For the reasons I have given, I would hold that paragraphs 16 to 18 of the Defence are not unarguable for lack of a legally sufficient nexus. Whether such nexus as is proved at trial will be held to be sufficient, in law as well as in fact, is a matter for the trial judge. I do not regard paragraph 18 as a separate defence but, on the basis that the agreement referred to is the 2004 distribution agreement and that the point is no more than a further aspect of the point taken at paragraphs 16 and 17, I would not regard it as fatally flawed either.

74.

The question of an adequate pleading as to appreciable effect remains to be decided. I would allow the appeal and discharge the order striking out the three paragraphs, but I would remit the Respondents’ striking out application to the Chancery Division for the outstanding pleading issue to be resolved. It may also be appropriate for the original paragraph 18 to be amended to bring it into line with the legitimate basis on which, in my judgment, it can stand, namely as a further aspect of the defence already pleaded in the previous paragraphs, and as relating to the 2004 agreement.

Lord Justice Longmore

75.

It is a well-known and rather disturbing fact that it costs far more to resolve intellectual property disputes in England than in other parts of the EEA. This case is a good example. The parties have elected to spend considerable sums of money in making detailed submissions about 3 paragraphs of a pleading, before any trial of what may be called the merits of the dispute will take place. I agree with Lloyd LJ that, for the reasons he gives, this appeal must be allowed. That means that the date currently fixed for a 3 day trial will have to be vacated; this will inevitably cause further delay and further expense. That is regrettable but follows from our procedural rule that a defence, which is arguable, should not be struck out before trial.

76.

Undoubtedly it would be convenient if it were possible to hold that the Article 81 issue could only be used as a sword rather than a shield so that competition issues could not be used to muddy the waters of (here) a comparatively straightforward trade mark dispute.

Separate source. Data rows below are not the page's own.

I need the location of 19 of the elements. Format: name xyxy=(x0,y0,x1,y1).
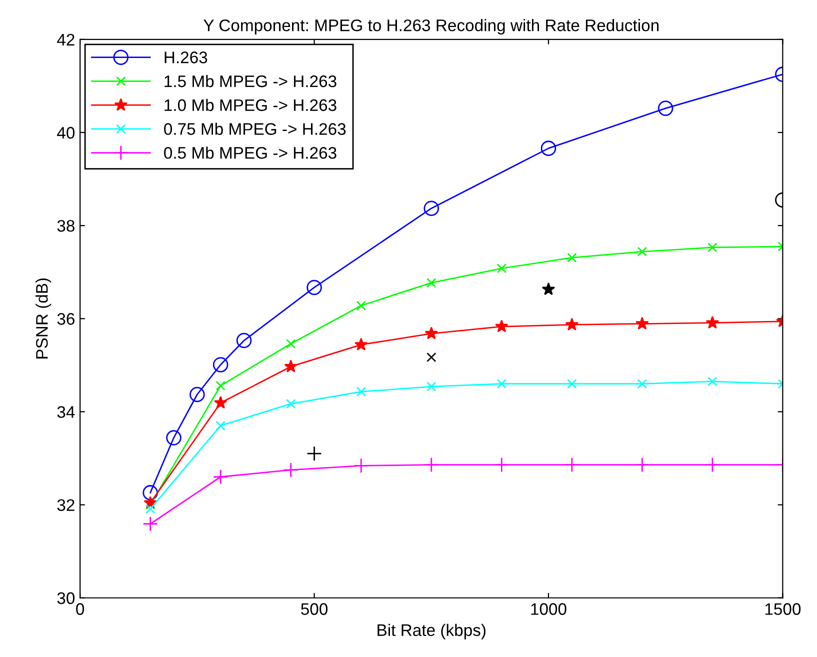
y-tick-label: 40 xyxy=(57,126,75,139)
x-tick-label: 0 xyxy=(76,603,84,615)
y-tick-label: 38 xyxy=(57,220,74,232)
y-tick-label: 32 xyxy=(57,499,74,511)
x-tick-label: 1500 xyxy=(765,603,801,615)
chart-title: Y Component: MPEG to H.263 Recoding with Rate Reduction xyxy=(204,19,659,35)
y-tick-label: 30 xyxy=(57,592,75,604)
legend-label: 1.5 Mb MPEG -> H.263 xyxy=(164,74,336,88)
legend-label: 0.75 Mb MPEG -> H.263 xyxy=(164,122,346,135)
y-tick-label: 36 xyxy=(57,313,74,325)
y-tick-label: 34 xyxy=(57,406,75,418)
x-axis-title: Bit Rate (kbps) xyxy=(378,624,486,640)
x-tick-label: 1000 xyxy=(531,603,566,615)
x-tick-label: 500 xyxy=(301,603,328,615)
legend-label: 0.5 Mb MPEG -> H.263 xyxy=(164,146,336,159)
legend-label: 1.0 Mb MPEG -> H.263 xyxy=(164,98,336,112)
y-axis-title: PSNR (dB) xyxy=(36,278,52,358)
legend-label: H.263 xyxy=(164,52,208,64)
y-tick-label: 42 xyxy=(57,34,74,46)
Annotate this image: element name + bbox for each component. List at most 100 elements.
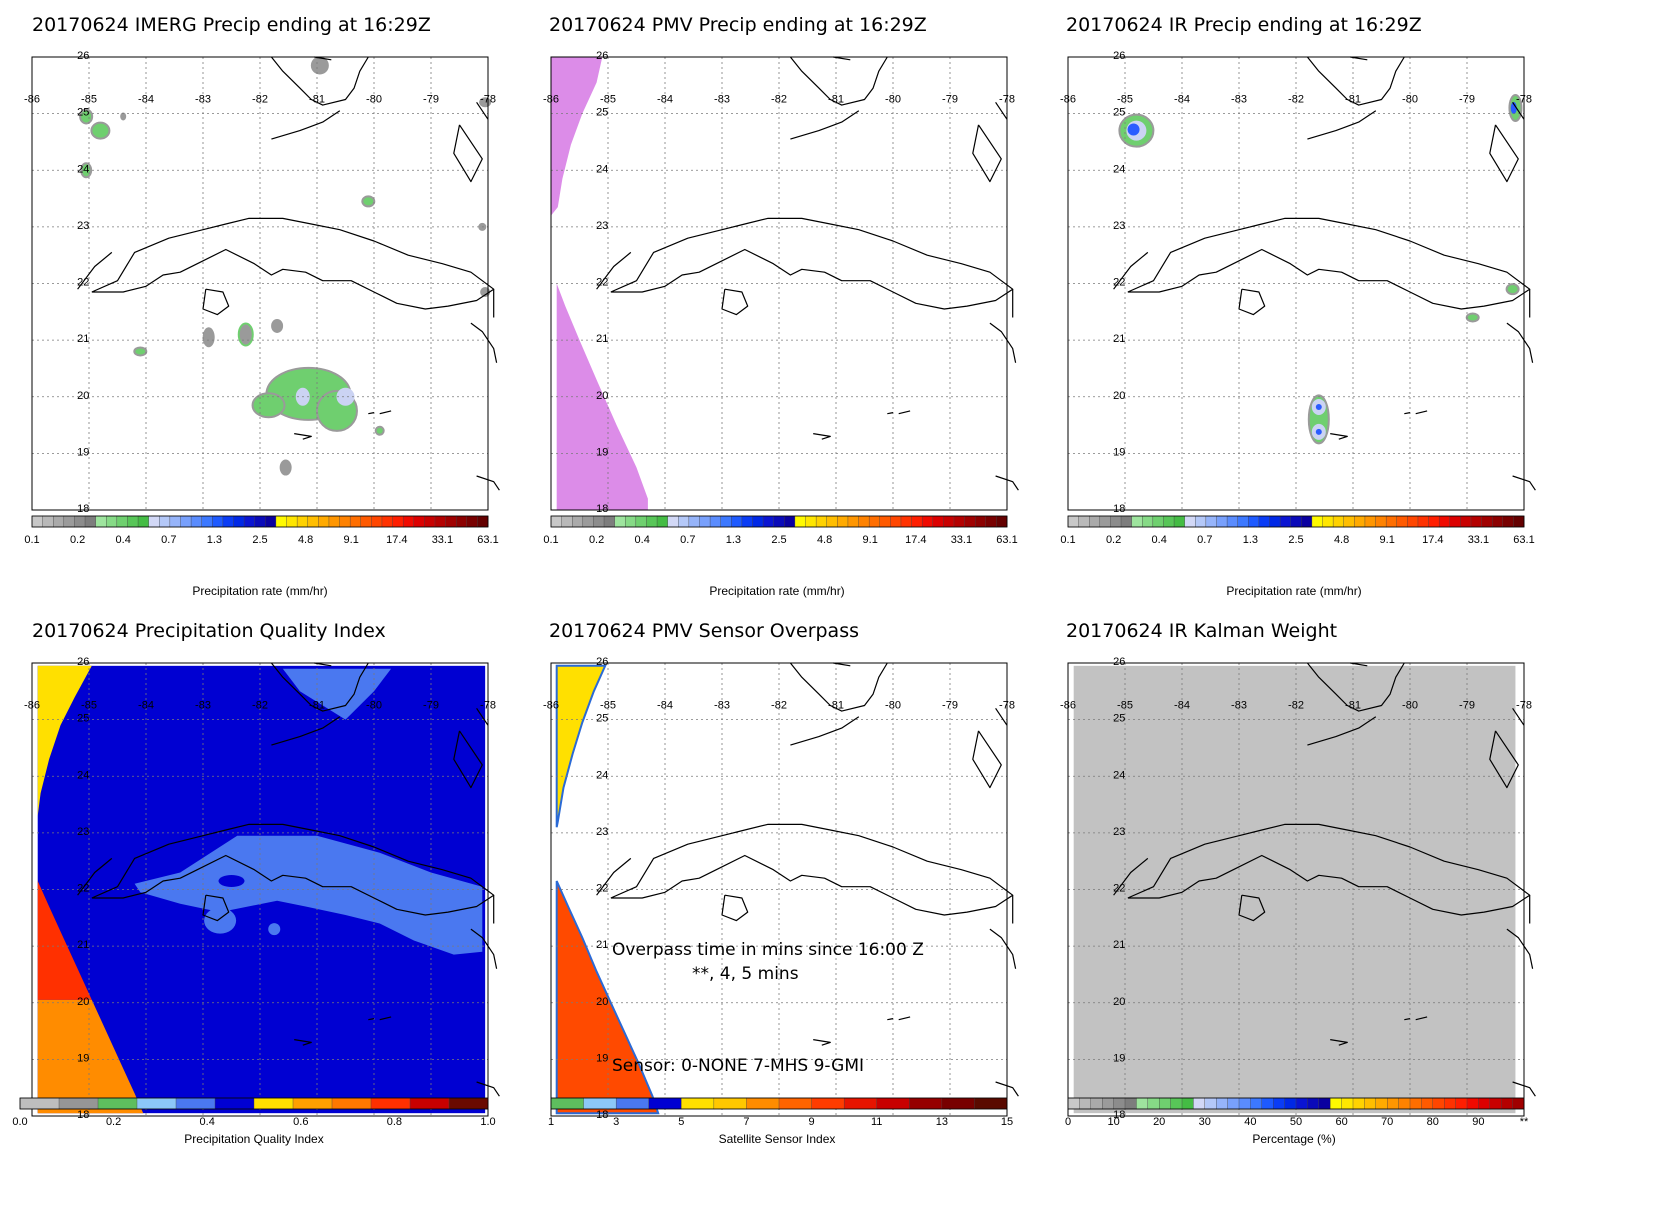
- lon-tick-label: -84: [657, 699, 673, 711]
- bahamas-coastline: [453, 730, 483, 789]
- lat-tick-label: 21: [77, 333, 89, 345]
- coastlines: [1113, 662, 1536, 1097]
- colorbar-swatch: [1491, 515, 1504, 528]
- colorbar-swatch: [1455, 1097, 1468, 1110]
- lat-tick-label: 20: [77, 390, 89, 402]
- colorbar-tick-label: 1.0: [480, 1116, 495, 1128]
- colorbar-swatch: [572, 515, 584, 528]
- colorbar-swatch: [678, 515, 690, 528]
- colorbar-swatch: [1120, 515, 1133, 528]
- lat-tick-label: 26: [77, 50, 89, 62]
- colorbar-swatch: [1428, 515, 1440, 528]
- colorbar-swatch: [1385, 515, 1398, 528]
- map-pqi: -86 -85 -84 -83 -82 -81 -80 -79 -782625242322212…: [12, 656, 500, 1128]
- colorbar-swatch: [455, 515, 468, 528]
- colorbar-swatch: [1181, 1097, 1194, 1110]
- colorbar-swatch: [1460, 515, 1472, 528]
- lon-tick-label: -82: [771, 699, 787, 711]
- colorbar-tick-label: 30: [1199, 1116, 1211, 1128]
- colorbar-frame: [550, 515, 1008, 528]
- colorbar-tick-label: 0.0: [12, 1116, 27, 1128]
- colorbar-swatch: [746, 1097, 780, 1110]
- colorbar-swatch: [811, 1097, 845, 1110]
- colorbar-swatch: [331, 1097, 372, 1110]
- coastlines: [77, 662, 500, 1097]
- colorbar-tick-label: 17.4: [905, 534, 926, 546]
- colorbar-swatch: [1295, 1097, 1308, 1110]
- colorbar-swatch: [1110, 515, 1122, 528]
- lat-tick-label: 19: [77, 1052, 89, 1064]
- precip-cell: [374, 425, 385, 436]
- bahamas-coastline: [995, 101, 1008, 120]
- colorbar-swatch: [370, 1097, 411, 1110]
- bahamas-coastline: [1512, 707, 1525, 726]
- colorbar-swatch: [646, 515, 658, 528]
- coastline: [77, 857, 113, 896]
- colorbar-swatch: [1417, 515, 1430, 528]
- lon-tick-label: -82: [771, 93, 787, 105]
- coastline: [1113, 251, 1149, 290]
- lon-tick-label: -81: [309, 93, 325, 105]
- colorbar-swatch: [1078, 515, 1090, 528]
- colorbar: 0 10 20 30 40 50 60 70 80 90 **: [1065, 1097, 1529, 1128]
- lon-tick-label: -85: [81, 93, 97, 105]
- cayman-coastline: [294, 433, 312, 440]
- isla-juventud-coastline: [202, 894, 230, 922]
- lat-tick-label: 18: [77, 503, 89, 515]
- isla-juventud-coastline: [721, 288, 749, 316]
- colorbar-swatch: [1136, 1097, 1149, 1110]
- colorbar-swatch: [847, 515, 860, 528]
- colorbar-tick-label: 20: [1153, 1116, 1165, 1128]
- colorbar-swatch: [1513, 515, 1525, 528]
- colorbar-tick-label: 0.1: [24, 534, 39, 546]
- florida-keys: [790, 110, 860, 140]
- lon-tick-label: -85: [600, 93, 616, 105]
- colorbar-tick-label: 70: [1381, 1116, 1393, 1128]
- overpass-yellow-area: [555, 664, 607, 828]
- pqi-mid-area: [282, 668, 392, 720]
- colorbar-tick-label: 9.1: [1380, 534, 1395, 546]
- colorbar-tick-label: 33.1: [432, 534, 453, 546]
- panel-overpass: 20170624 PMV Sensor Overpass -86 -85 -84 -8…: [539, 620, 1049, 1210]
- panel-ir: 20170624 IR Precip ending at 16:29Z -86-…: [1056, 14, 1566, 604]
- cayman-coastline: [379, 1016, 392, 1021]
- colorbar-tick-label: 0.6: [293, 1116, 308, 1128]
- bahamas-coastline: [1489, 730, 1519, 789]
- lat-tick-label: 23: [596, 826, 608, 838]
- cayman-coastline: [1415, 1016, 1428, 1021]
- colorbar-swatch: [879, 515, 891, 528]
- colorbar-swatch: [741, 515, 753, 528]
- precip-storm: [251, 392, 286, 419]
- colorbar-swatch: [275, 515, 288, 528]
- overpass-time-text: Overpass time in mins since 16:00 Z: [612, 940, 924, 960]
- colorbar-tick-label: 60: [1335, 1116, 1347, 1128]
- colorbar-swatch: [974, 515, 987, 528]
- precip-cell: [202, 327, 215, 348]
- colorbar-tick-label: 9: [809, 1116, 815, 1128]
- cayman-coastline: [1415, 410, 1428, 415]
- lat-tick-label: 18: [1113, 1109, 1125, 1121]
- colorbar-swatch: [1258, 515, 1270, 528]
- pqi-orange-area: [37, 999, 144, 1114]
- lon-tick-label: -85: [81, 699, 97, 711]
- colorbar-swatch: [434, 515, 447, 528]
- florida-coastline: [270, 662, 369, 712]
- colorbar-swatch: [254, 515, 266, 528]
- colorbar-swatch: [985, 515, 997, 528]
- lat-tick-label: 26: [1113, 50, 1125, 62]
- colorbar-swatch: [1318, 1097, 1331, 1110]
- lon-tick-label: -81: [309, 699, 325, 711]
- lon-tick-label: -83: [1231, 93, 1247, 105]
- colorbar-frame: [1067, 1097, 1525, 1110]
- colorbar-swatch: [1089, 515, 1101, 528]
- colorbar-tick-label: 0.4: [1152, 534, 1167, 546]
- colorbar-tick-label: 17.4: [386, 534, 407, 546]
- lat-tick-label: 19: [596, 446, 608, 458]
- colorbar-swatch: [292, 1097, 333, 1110]
- coastline: [989, 322, 1017, 363]
- colorbar-swatch: [190, 515, 203, 528]
- colorbar-swatch: [148, 515, 160, 528]
- isla-juventud-coastline: [1238, 288, 1266, 316]
- cayman-coastline: [813, 433, 831, 440]
- colorbar-swatch: [1152, 515, 1164, 528]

But convenience is not always the same as justice and I have been, a little reluctantly, persuaded by Mr Randolph’s submissions that it is arguable that European Community law does not invariably allow trade mark issues and anti-competition issues to be compartmentalised and separated from one another. It may turn out at trial that the defendant will be able to rely on section 12(2) of the Trade Marks Act 1994 to defeat the claimant’s claim but, as my Lord has said in paragraph 71 above, it is not possible to be sure that the defendant’s position will not be stronger if it can also establish a breach of Article 81. That is something which, in my view, the European case law, at any rate arguably, entitles the defendant to do.

77.

I would, therefore, allow the appeal and, agreeing with my Lord, remit the striking out application to the Chancery Division for the outstanding pleading issue to be resolved and for directions as to the further conduct of the action.

Lord Justice Waller

78.

I agree for the reasons given by Lloyd LJ that this appeal must be allowed. I also share his concerns, and those of Longmore LJ, and express the hope that sensible agreements between the parties can assist in limiting disclosure and in keeping costs within reasonable bounds.